Quattro passeggeri italiani sono finiti sotto sorveglianza attiva dopo essere stati a bordo di un volo Klm in coincidenza per Roma sul quale era salita, per pochi minuti, una donna poi morta a Johannesburg a causa dell’Hantavirus. Il ministero della Salute ha scelto la linea della massima cautela, acquisendo i recapiti dei viaggiatori e trasmettendo le informazioni alle Regioni di competenza: Calabria, Campania, Toscana e Veneto.
La precisazione più importante, al momento, è che nessuno dei quattro ha sintomi. Sono già stati tutti contattati e dovranno seguire le indicazioni fornite dalle rispettive Asl. Il quadro, dunque, viene monitorato, ma non trasformato in allarme generalizzato.
Quattro italiani monitorati: nessun sintomo ma massima cautela
La donna deceduta era stata a bordo della nave Mv Hondius, dove è stato individuato un focolaio di Hantavirus. Successivamente aveva tentato di imbarcarsi su un volo Klm da Johannesburg verso i Paesi Bassi, ma le sue condizioni di salute avevano reso necessario farla scendere prima del decollo. È morta il giorno dopo in un ospedale della capitale sudafricana.
Secondo quanto emerge, i quattro passeggeri italiani non avrebbero avuto contatti stretti con la donna malata. E proprio questo è il punto centrale: per la trasmissione dell’Hantavirus servono contatti molto ravvicinati, e la permanenza della passeggera sul velivolo sarebbe stata breve. La sorveglianza, dunque, nasce più da un principio di prudenza sanitaria che da un rischio già accertato.
Il focolaio sulla nave Mv Hondius e il medico italiano inviato dall’Ecdc
Sulla Mv Hondius, al centro dell’emergenza, dal 6 maggio è presente anche un medico italiano dello staff sanitario Ecdc, salito a bordo per supportare le attività assistenziali. Si tratta di un medico epidemiologo, inviato in un contesto che resta sotto osservazione internazionale.

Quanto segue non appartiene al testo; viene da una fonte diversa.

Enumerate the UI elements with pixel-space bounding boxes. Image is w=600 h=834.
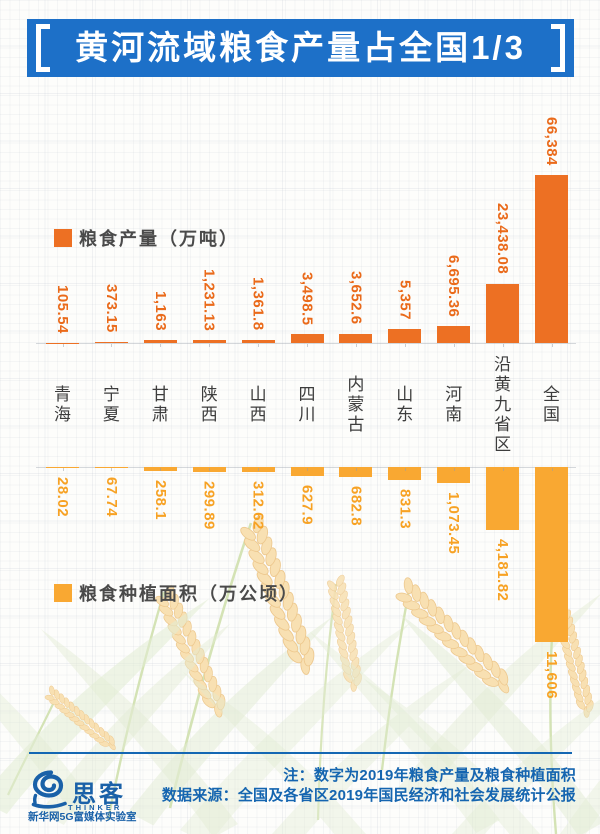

Il bilancio collegato al focolaio parla finora di tre decessi e otto contagiati, sei dei quali confermati dall’Oms. La vicenda ha coinvolto anche le autorità spagnole, che hanno individuato alcuni contatti legati alla passeggera olandese morta. Una donna residente in Catalogna, inizialmente sfuggita al tracciamento perché aveva cambiato posto sull’aereo, è stata identificata. Un’altra cittadina spagnola di Alicante, entrata in contatto con la passeggera sullo stesso volo, è stata ricoverata con sintomi compatibili.

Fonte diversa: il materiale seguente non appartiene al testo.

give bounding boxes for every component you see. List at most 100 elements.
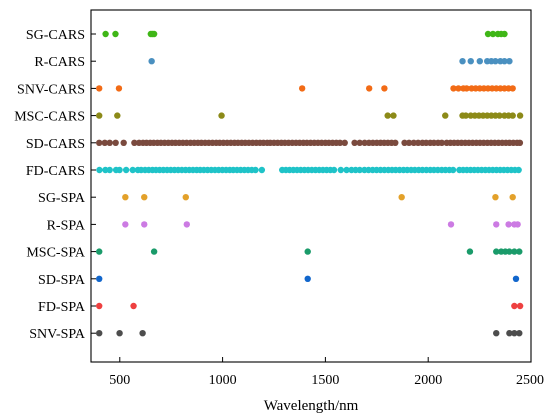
data-point (356, 139, 363, 146)
data-point (258, 166, 266, 174)
data-point (384, 112, 391, 119)
data-point (106, 166, 113, 174)
data-point (96, 275, 103, 282)
x-tick-label: 1500 (311, 373, 339, 388)
data-point (96, 248, 103, 255)
data-point (506, 330, 513, 337)
data-point (449, 166, 457, 174)
data-point (381, 85, 388, 92)
data-point (252, 166, 259, 174)
data-point (476, 58, 483, 65)
data-point (116, 166, 123, 174)
data-point (450, 85, 457, 92)
x-tick-label: 500 (109, 373, 130, 388)
data-point (516, 330, 523, 337)
data-point (96, 85, 103, 92)
data-point (463, 85, 470, 92)
data-point (131, 139, 138, 146)
data-point (492, 194, 499, 201)
data-point (130, 302, 137, 310)
data-point (122, 221, 129, 228)
data-point (341, 139, 348, 146)
data-point (509, 194, 516, 201)
data-point (467, 58, 474, 65)
y-tick-label: SG-SPA (38, 191, 86, 206)
data-point (365, 85, 373, 92)
plot-frame (90, 9, 532, 363)
data-point (298, 85, 306, 92)
data-point (122, 194, 129, 201)
data-point (182, 194, 189, 201)
data-point (141, 221, 148, 228)
data-point (516, 112, 524, 119)
tick-labels: SG-CARS R-CARS SNV-CARS MSC-CARS SD-CARS FD-C… (14, 28, 544, 388)
x-tick-label: 2500 (516, 373, 544, 388)
data-point (343, 166, 350, 174)
data-point (506, 248, 513, 255)
y-tick-label: SNV-CARS (17, 82, 85, 97)
data-point (183, 221, 191, 228)
data-point (120, 139, 127, 146)
data-point (442, 112, 449, 119)
data-point (511, 302, 518, 310)
data-point (511, 330, 518, 337)
y-tick-label: R-SPA (47, 218, 86, 233)
data-point (484, 30, 492, 38)
data-point (459, 58, 466, 65)
data-point (96, 302, 103, 310)
y-tick-label: FD-SPA (38, 300, 86, 315)
data-point (511, 248, 518, 255)
data-point (509, 112, 516, 119)
data-point (466, 248, 474, 255)
data-point (462, 112, 470, 119)
data-point (148, 58, 155, 65)
data-point (516, 139, 524, 146)
data-point (304, 275, 311, 282)
data-point (304, 248, 311, 255)
data-point (438, 139, 445, 146)
data-point (114, 112, 121, 119)
x-axis-title: Wavelength/nm (264, 398, 359, 414)
y-tick-label: R-CARS (34, 55, 85, 70)
data-point (356, 166, 363, 174)
data-point (506, 58, 513, 65)
data-point (493, 330, 500, 337)
y-tick-label: SD-SPA (38, 273, 86, 288)
data-point (493, 221, 500, 228)
data-point (218, 112, 225, 119)
data-point (493, 248, 500, 255)
data-point (501, 30, 508, 38)
data-point (398, 194, 405, 201)
data-point (336, 139, 344, 146)
data-point (101, 139, 108, 146)
data-point (139, 330, 146, 337)
y-tick-label: MSC-CARS (14, 110, 85, 125)
data-point (129, 166, 136, 174)
data-point (337, 166, 345, 174)
data-point (489, 30, 497, 38)
data-point (330, 166, 338, 174)
data-point (150, 30, 158, 38)
y-tick-label: SD-CARS (26, 137, 85, 152)
data-point (115, 85, 123, 92)
data-point (96, 330, 103, 337)
x-tick-label: 1000 (209, 373, 237, 388)
data-point (96, 139, 103, 146)
data-point (509, 85, 516, 92)
data-point (501, 58, 508, 65)
data-point (515, 166, 522, 174)
data-point (392, 139, 399, 146)
data-point (102, 30, 109, 38)
data-point (150, 248, 158, 255)
data-point (112, 30, 119, 38)
data-point (351, 139, 358, 146)
data-point (122, 166, 130, 174)
data-point (514, 221, 521, 228)
x-tick-label: 2000 (414, 373, 442, 388)
data-point (96, 166, 103, 174)
y-tick-label: MSC-SPA (26, 246, 86, 261)
data-point (492, 58, 499, 65)
data-point (516, 302, 524, 310)
y-tick-label: FD-CARS (26, 164, 85, 179)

La risposta delle autorità sanitarie europee
Le autorità iberiche hanno localizzato anche una cittadina sudafricana che aveva avuto un contatto breve con la donna malata e che, dopo una settimana a Barcellona, è rientrata in Sudafrica. Non presenta sintomi.
Intanto, nel Regno Unito, passeggeri e membri dell’equipaggio britannici della Mv Hondius saranno trasferiti in isolamento all’Arrowe Park Hospital, nel Merseyside, struttura già utilizzata nel 2020 per accogliere cittadini rimpatriati da Wuhan e dalla Diamond Princess. Anche in questo caso, la parola d’ordine è contenimento preventivo.
Perché il ministero invita alla cautela ma evita l’allarmismo
Il ministero italiano si muove quindi su un doppio binario: controllo attivo dei possibili contatti e rassicurazione sul rischio reale. L’Hantavirus non si trasmette con la facilità respiratoria che aveva caratterizzato il Covid, e le autorità sanitarie internazionali hanno già chiarito che lo scenario non è sovrapponibile a quello della pandemia.
Resta però un focolaio da seguire con attenzione, soprattutto per la rete di spostamenti internazionali dei passeggeri coinvolti. I quattro italiani sotto sorveglianza non sono malati, non hanno sintomi e non risultano esposti a un contatto stretto. Ma in casi come questo la sanità pubblica preferisce muoversi prima, anche quando il rischio appare basso.